Reputation: 142
Below I am showing few entries of my dataframe. My (each) dataframe has millions row.
import pandas as pd
data = [{'stamp':'12/31/2020 9:35:42 AM', 'value': 21.99, 'trigger': True},
{'stamp':'12/31/2020 10:35:42 AM', 'value': 22.443, 'trigger': False},
{'stamp':'12/31/2020 11:35:42 AM', 'value': 19.00, 'trigger': False},
{'stamp':'12/31/2020 9:45:42 AM', 'value': 45.02, 'trigger': False},
{'stamp':'12/31/2020 9:55:42 AM', 'value': 48, 'trigger': False},
{'stamp':'12/31/2020 11:35:42 AM', 'value': 48.99, 'trigger': False}]
df = pd.DataFrame(data)
Below is how few ways I can save:
df.to_parquet('df.parquet', compression = 'gzip')
df.to_csv('df.csv')
I don't see much improvement in to_parquet
as compared to to_csv
. I wish to minimize the file size on hard drive.
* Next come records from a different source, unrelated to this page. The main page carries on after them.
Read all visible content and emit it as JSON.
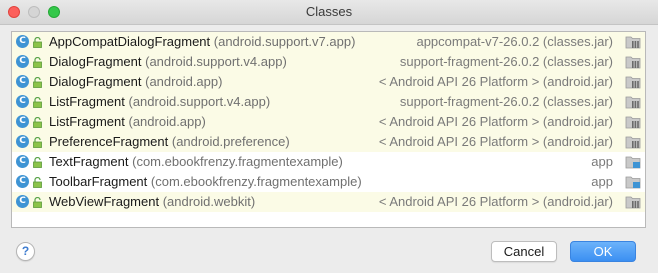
{
  "window": {
    "title": "Classes"
  },
  "rows": [
    {
      "class": "AppCompatDialogFragment",
      "package": "(android.support.v7.app)",
      "source": "appcompat-v7-26.0.2 (classes.jar)",
      "kind": "library"
    },
    {
      "class": "DialogFragment",
      "package": "(android.support.v4.app)",
      "source": "support-fragment-26.0.2 (classes.jar)",
      "kind": "library"
    },
    {
      "class": "DialogFragment",
      "package": "(android.app)",
      "source": "< Android API 26 Platform > (android.jar)",
      "kind": "library"
    },
    {
      "class": "ListFragment",
      "package": "(android.support.v4.app)",
      "source": "support-fragment-26.0.2 (classes.jar)",
      "kind": "library"
    },
    {
      "class": "ListFragment",
      "package": "(android.app)",
      "source": "< Android API 26 Platform > (android.jar)",
      "kind": "library"
    },
    {
      "class": "PreferenceFragment",
      "package": "(android.preference)",
      "source": "< Android API 26 Platform > (android.jar)",
      "kind": "library"
    },
    {
      "class": "TextFragment",
      "package": "(com.ebookfrenzy.fragmentexample)",
      "source": "app",
      "kind": "project"
    },
    {
      "class": "ToolbarFragment",
      "package": "(com.ebookfrenzy.fragmentexample)",
      "source": "app",
      "kind": "project"
    },
    {
      "class": "WebViewFragment",
      "package": "(android.webkit)",
      "source": "< Android API 26 Platform > (android.jar)",
      "kind": "library"
    }
  ],
  "row_icon": {
    "letter": "C",
    "name": "class-icon"
  },
  "buttons": {
    "help": "?",
    "cancel": "Cancel",
    "ok": "OK"
  },
  "colors": {
    "library_row_bg": "#fbfbe6",
    "project_row_bg": "#ffffff",
    "class_icon": "#3e94d4",
    "ok_button": "#3b8ff2"
  }
}
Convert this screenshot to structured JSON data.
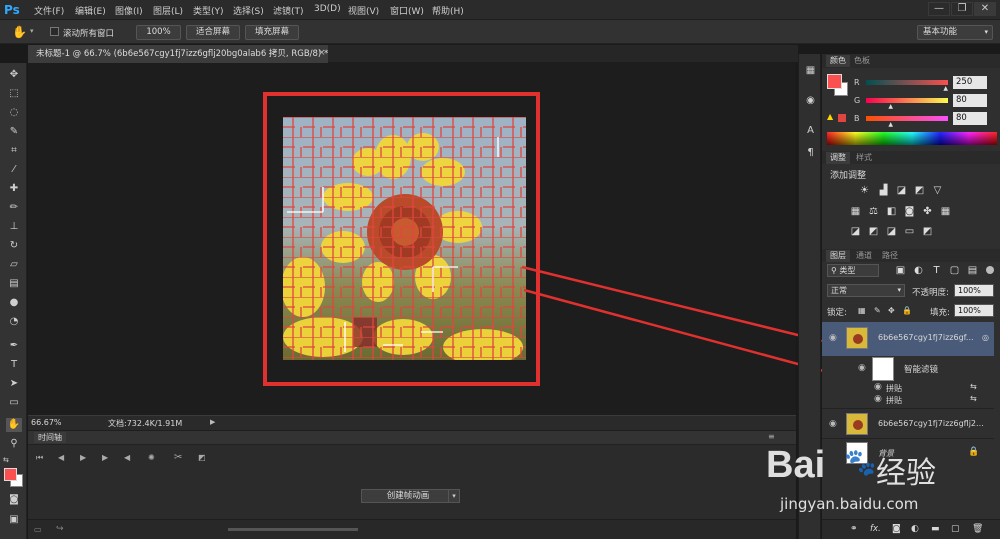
{
  "app": {
    "logo": "Ps"
  },
  "menu": [
    "文件(F)",
    "编辑(E)",
    "图像(I)",
    "图层(L)",
    "类型(Y)",
    "选择(S)",
    "滤镜(T)",
    "3D(D)",
    "视图(V)",
    "窗口(W)",
    "帮助(H)"
  ],
  "window_controls": {
    "minimize": "—",
    "restore": "❐",
    "close": "✕"
  },
  "options": {
    "scroll_all_label": "滚动所有窗口",
    "zoom_100": "100%",
    "fit_screen": "适合屏幕",
    "fill_screen": "填充屏幕",
    "workspace": "基本功能"
  },
  "document": {
    "tab_title": "未标题-1 @ 66.7% (6b6e567cgy1fj7izz6gflj20bg0alab6 拷贝, RGB/8) *",
    "tab_close": "×"
  },
  "status": {
    "zoom": "66.67%",
    "doc_info": "文档:732.4K/1.91M"
  },
  "timeline": {
    "title": "时间轴",
    "create_button": "创建帧动画"
  },
  "color_panel": {
    "tab_color": "颜色",
    "tab_swatches": "色板",
    "r_label": "R",
    "g_label": "G",
    "b_label": "B",
    "r_value": "250",
    "g_value": "80",
    "b_value": "80",
    "r_level": 0.98,
    "g_level": 0.31,
    "b_level": 0.31,
    "foreground_color": "#fa5050",
    "background_color": "#ffffff"
  },
  "adjust_panel": {
    "tab_adjust": "调整",
    "tab_styles": "样式",
    "title": "添加调整"
  },
  "layers_panel": {
    "tab_layers": "图层",
    "tab_channels": "通道",
    "tab_paths": "路径",
    "filter_kind": "类型",
    "blend_mode": "正常",
    "opacity_label": "不透明度:",
    "opacity_value": "100%",
    "lock_label": "锁定:",
    "fill_label": "填充:",
    "fill_value": "100%",
    "layers": [
      {
        "name": "6b6e567cgy1fj7izz6gflj20bg0alab6 拷贝",
        "display": "6b6e567cgy1fj7izz6gf..."
      },
      {
        "name": "智能滤镜"
      },
      {
        "name": "拼贴"
      },
      {
        "name": "拼贴"
      },
      {
        "name": "6b6e567cgy1fj7izz6gflj2...",
        "display": "6b6e567cgy1fj7izz6gflj2..."
      },
      {
        "name": "背景"
      }
    ],
    "footer_fx": "fx."
  },
  "watermark": {
    "brand_text": "Bai",
    "brand_tail": "经验",
    "url": "jingyan.baidu.com"
  },
  "colors": {
    "accent_red": "#e0312f",
    "panel_bg": "#2f2f2f",
    "selected_row": "#4a5b7a"
  }
}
Is there any way out?
Upvotes: 1
Views: 5555
Reputation: 2541
parquet gives you compression over a column when that columns (e.g.) has many continuous sequences of the same value. (See wiki for more) From your example data only trigger
shows a sign of that, but the improvement may not be large because it was not the one taking up most space in the first place.
Saving integer is cheaper than saving a long string, so you may consider to change your stamp
from str
into timestamp value which is int
, by doing this
df['stamp'] = pd.to_datetime(df['stamp']).values.astype(np.int64) // 10**9
We divide it by 10**9
because your stamp
appears to be precise to the level of second only, instead of nanosecond which is the default.
but you will need to convert it back to the readable str
form the next time you read the saved data, by
df['stamp'] = pd.to_datetime(df['stamp'] * 10**9)
Upvotes: 1